We’ve photographed its surface, learned it has a water-ice cycle, seen it spout plumes of gas and dust, lost a probe on it, and found two key ingredients for life. Rosetta’s two-year mission studying 67P came to a scheduled end on September 30, 2016, with a controlled crash into the comet but that didn’t mean the discoveries stopped there.
An astrophotographer wading through Rosetta’s image archives has found something new and exciting: 67P appears to have its own tiny moon.
The tiny speck you can see below was found by Jacint Roger, an astrophotographer from Spain who regularly mines Rosetta images, processing the data and posting them as gifs on his Twitter page.

This caught the eye of researchers who investigated the chunk of debris seen in a series of images snapped by Rosetta’s OSIRIS camera on October 21, 2015, not long after 67P, accompanied by Rosetta, reached its perihelion – its closest point to the Sun.
In the run-up to the perihelion, the heat of our star caused the comet’s nucleus to release gases that blasted dust in spectacular jets, creating a “coma”, or gaseous envelope surrounding the object.
These new images show the 4-meter (13-foot) chunk of debris, dubbed a “Churymoon” by researchers according to ESA, which was likely ejected at that time.

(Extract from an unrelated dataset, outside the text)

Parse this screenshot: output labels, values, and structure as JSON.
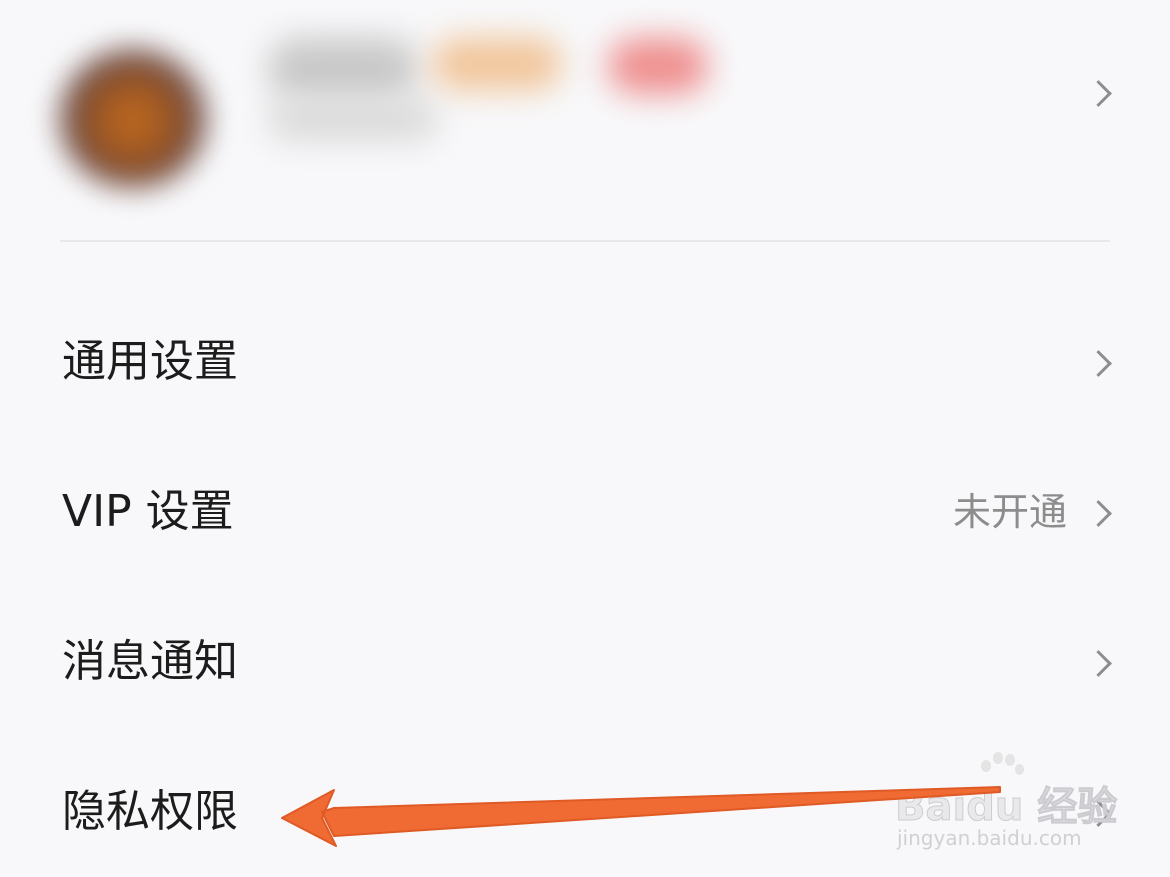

The images show that it spent its first 12 hours orbiting the space rock in a path that took it between 2.4 and 3.9 kilometers (1.5 and 2.4 miles) from the comet’s center.
After that, the Churymoon crossed into the part of the coma that appears too bright in images to follow its path, before popping up again on the opposite side of the coma in a position consistent with its previously observed orbit, allowing Rosetta to track its orbit until October 23, 2015.
This isn't the first chunk of debris ejected by 67P that scientists have observed since Rosetta's arrival in 2014, but they do think this is the largest detected around the comet and so it will be subject to further study.
Comet 67P continues to teach us about these small chunks of ice and rock. 67P's distinctive two-lobed shape was most likely formed by two objects in the outer regions of the Solar System colliding. About 10,000 years ago, the comet moved from the Kuiper Belt beyond the orbit of Neptune to its current location, an eccentric orbit of the Sun that brings it close to the paths of both Earth and Jupiter.
The Rosetta mission was groundbreaking in many ways. It was the first to orbit a comet, the first to land a probe on one (even if we did lose Philae in the end), and it probably hasn't given up all its secrets yet.